Later that day, Hass wrote in the affidavit that he contacted FBI Special Agent Adam Reynolds.

Reynolds met with the boy at the Pittsburg County Sheriff’s Office and performed a forensic interview, the affidavit states.

The boy told Reynolds that Kriste Aragon invited him to a game in an Xbox LIVE party and that she had asked for his phone number, the affidavit states.

According to the affidavit, the boy told Reynolds that Aragon started to text him and that Kriste asked the boy for explicit photos and she sent him sexually explicit texts.

The boy told the agent that he knew Aragon was 36 and he originally told Aragon that he was 17, according to the affidavit. The boy later told Aragon that he was really 14 and Aragon said that “she already knew how old he was and that she knew his address before he told her,” the affidavit states.

Aragon told the boy that she lived 30 minutes away from him and started to talk to the boy about living arrangements, the affidavit states. The boy said Aragon did not tell him that she lived in New Mexico until after he got into the car with the woman and was told that “he would never be back,” the affidavit states.

The boy told investigators that Aragon didn’t want her car tag to be seen in his neighborhood, so she made him walk to a gas station to meet up with her, the affidavit states.

Aragon brought a friend — identified as Melissa Goelz — and the boy told the agent that he had also played online with Goelz, the affidavit states.

After leaving the gas station, the boy told investigators that he was told to duck down as the vehicle went through a toll booth and the first place they stopped at was a motel in Henryetta where Aragon told the boy to reset his phone, take the SIM card out and toss it out the window after they left the motel, the affidavit alleges.

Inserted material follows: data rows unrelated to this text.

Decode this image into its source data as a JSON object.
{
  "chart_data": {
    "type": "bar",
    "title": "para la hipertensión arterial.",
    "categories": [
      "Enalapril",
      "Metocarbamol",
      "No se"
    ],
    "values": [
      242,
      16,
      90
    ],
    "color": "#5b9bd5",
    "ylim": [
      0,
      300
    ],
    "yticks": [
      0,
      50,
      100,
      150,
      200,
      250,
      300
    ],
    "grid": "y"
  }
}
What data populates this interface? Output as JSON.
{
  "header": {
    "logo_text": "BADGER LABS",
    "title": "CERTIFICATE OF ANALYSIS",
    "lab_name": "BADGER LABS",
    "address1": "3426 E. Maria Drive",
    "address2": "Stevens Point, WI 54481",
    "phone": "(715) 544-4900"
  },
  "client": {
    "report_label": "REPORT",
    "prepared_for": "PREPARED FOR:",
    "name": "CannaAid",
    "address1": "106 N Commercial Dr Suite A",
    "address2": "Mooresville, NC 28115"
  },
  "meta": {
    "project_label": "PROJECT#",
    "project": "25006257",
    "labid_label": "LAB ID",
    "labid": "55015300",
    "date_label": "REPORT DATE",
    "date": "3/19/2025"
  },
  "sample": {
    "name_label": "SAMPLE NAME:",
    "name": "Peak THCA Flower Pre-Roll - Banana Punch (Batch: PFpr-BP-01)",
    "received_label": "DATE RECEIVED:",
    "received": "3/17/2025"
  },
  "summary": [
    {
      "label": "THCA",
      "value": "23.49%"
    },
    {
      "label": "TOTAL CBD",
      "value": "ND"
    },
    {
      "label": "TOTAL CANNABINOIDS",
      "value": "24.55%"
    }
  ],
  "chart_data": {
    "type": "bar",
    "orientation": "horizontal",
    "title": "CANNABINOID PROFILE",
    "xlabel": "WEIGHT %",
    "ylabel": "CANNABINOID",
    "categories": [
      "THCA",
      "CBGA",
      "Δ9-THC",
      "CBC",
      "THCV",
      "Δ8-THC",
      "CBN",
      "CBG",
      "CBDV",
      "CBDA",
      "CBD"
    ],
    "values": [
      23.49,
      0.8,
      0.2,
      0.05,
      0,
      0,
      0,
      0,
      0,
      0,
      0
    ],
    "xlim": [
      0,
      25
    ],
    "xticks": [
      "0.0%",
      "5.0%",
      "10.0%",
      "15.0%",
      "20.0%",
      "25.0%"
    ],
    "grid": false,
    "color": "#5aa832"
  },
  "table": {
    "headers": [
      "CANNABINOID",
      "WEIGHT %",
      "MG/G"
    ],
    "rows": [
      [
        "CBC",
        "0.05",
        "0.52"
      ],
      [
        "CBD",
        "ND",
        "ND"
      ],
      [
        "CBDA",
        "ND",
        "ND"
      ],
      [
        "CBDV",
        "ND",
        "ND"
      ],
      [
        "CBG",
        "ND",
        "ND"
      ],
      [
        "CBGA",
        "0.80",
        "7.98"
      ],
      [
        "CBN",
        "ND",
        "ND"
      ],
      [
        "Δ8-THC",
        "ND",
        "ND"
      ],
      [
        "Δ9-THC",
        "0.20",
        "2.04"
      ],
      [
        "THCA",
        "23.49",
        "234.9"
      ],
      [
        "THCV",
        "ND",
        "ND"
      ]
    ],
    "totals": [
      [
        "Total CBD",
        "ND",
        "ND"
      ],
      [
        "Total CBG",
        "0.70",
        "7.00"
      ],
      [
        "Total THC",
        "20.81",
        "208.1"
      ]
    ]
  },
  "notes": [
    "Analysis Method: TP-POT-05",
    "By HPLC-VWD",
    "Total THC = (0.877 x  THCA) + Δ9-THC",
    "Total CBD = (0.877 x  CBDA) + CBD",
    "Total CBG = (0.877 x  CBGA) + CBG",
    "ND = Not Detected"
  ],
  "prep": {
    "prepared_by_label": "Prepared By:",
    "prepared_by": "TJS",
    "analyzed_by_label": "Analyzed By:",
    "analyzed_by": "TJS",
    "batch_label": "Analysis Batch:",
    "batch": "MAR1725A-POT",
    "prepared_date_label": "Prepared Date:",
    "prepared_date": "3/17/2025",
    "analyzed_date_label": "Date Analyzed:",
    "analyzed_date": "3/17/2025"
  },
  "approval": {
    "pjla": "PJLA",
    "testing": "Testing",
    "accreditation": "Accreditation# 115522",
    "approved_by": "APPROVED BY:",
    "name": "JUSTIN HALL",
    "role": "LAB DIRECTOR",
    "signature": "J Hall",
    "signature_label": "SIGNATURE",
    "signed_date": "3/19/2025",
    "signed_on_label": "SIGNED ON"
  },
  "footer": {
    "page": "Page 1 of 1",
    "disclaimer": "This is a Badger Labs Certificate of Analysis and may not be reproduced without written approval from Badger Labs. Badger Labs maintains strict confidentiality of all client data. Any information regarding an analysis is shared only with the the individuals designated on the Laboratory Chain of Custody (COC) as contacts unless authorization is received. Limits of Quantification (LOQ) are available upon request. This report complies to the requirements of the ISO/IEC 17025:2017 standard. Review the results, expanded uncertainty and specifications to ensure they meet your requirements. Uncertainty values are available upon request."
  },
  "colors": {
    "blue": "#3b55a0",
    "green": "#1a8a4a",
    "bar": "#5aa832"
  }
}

The boy said that when the vehicle stopped, the women would not leave the boy by himself and would stand outside the door of the restroom and wait for him, the affidavit states.

The boy told the agent that he fell asleep at one point and woke up to Aragon doing sexual things to him and then she stopped, the affidavit states. The boy said that Aragon later leaned her seat back and started again to touch the boy sexually, the affidavit states.

After the boy said that he saw the New Mexico sign, that they stopped in the middle of the road and Goelz got out of the vehicle to use the bathroom and Aragon got in the backseat and performed more sexual acts on the boy, the affidavit states.

The boy told the investigator that he told the women that he wanted to come home, but Aragon told the boy that he “had to either go with them now or that he would be left on the side of the road naked,” the affidavit states. The boy said he was afraid to say anything else about wanting to go home because he didn’t want to be thrown out of the vehicle, according to the affidavit.

Aragon told the boy that she “had driven 13 hours to get him so he was not going back,” the affidavit states.

According to the affidavit, the boy told the agent that when they pulled into the driveway that officers met them at the car and that “he knew what was happening.”

The affidavit states that the FBI is reviewing the case for possible federal charges against Aragon and Goelz.

If convicted, the pair faces punishment by a fine of up to $500 or imprisonment for up to 10 years or both, for the alleged kidnapping. Aragon is also facing imprisonment of three to 20 years for the alleged lewd or indecent proposal to a minor.


James writes for McAlester News Capital, a CNHI News Service publication.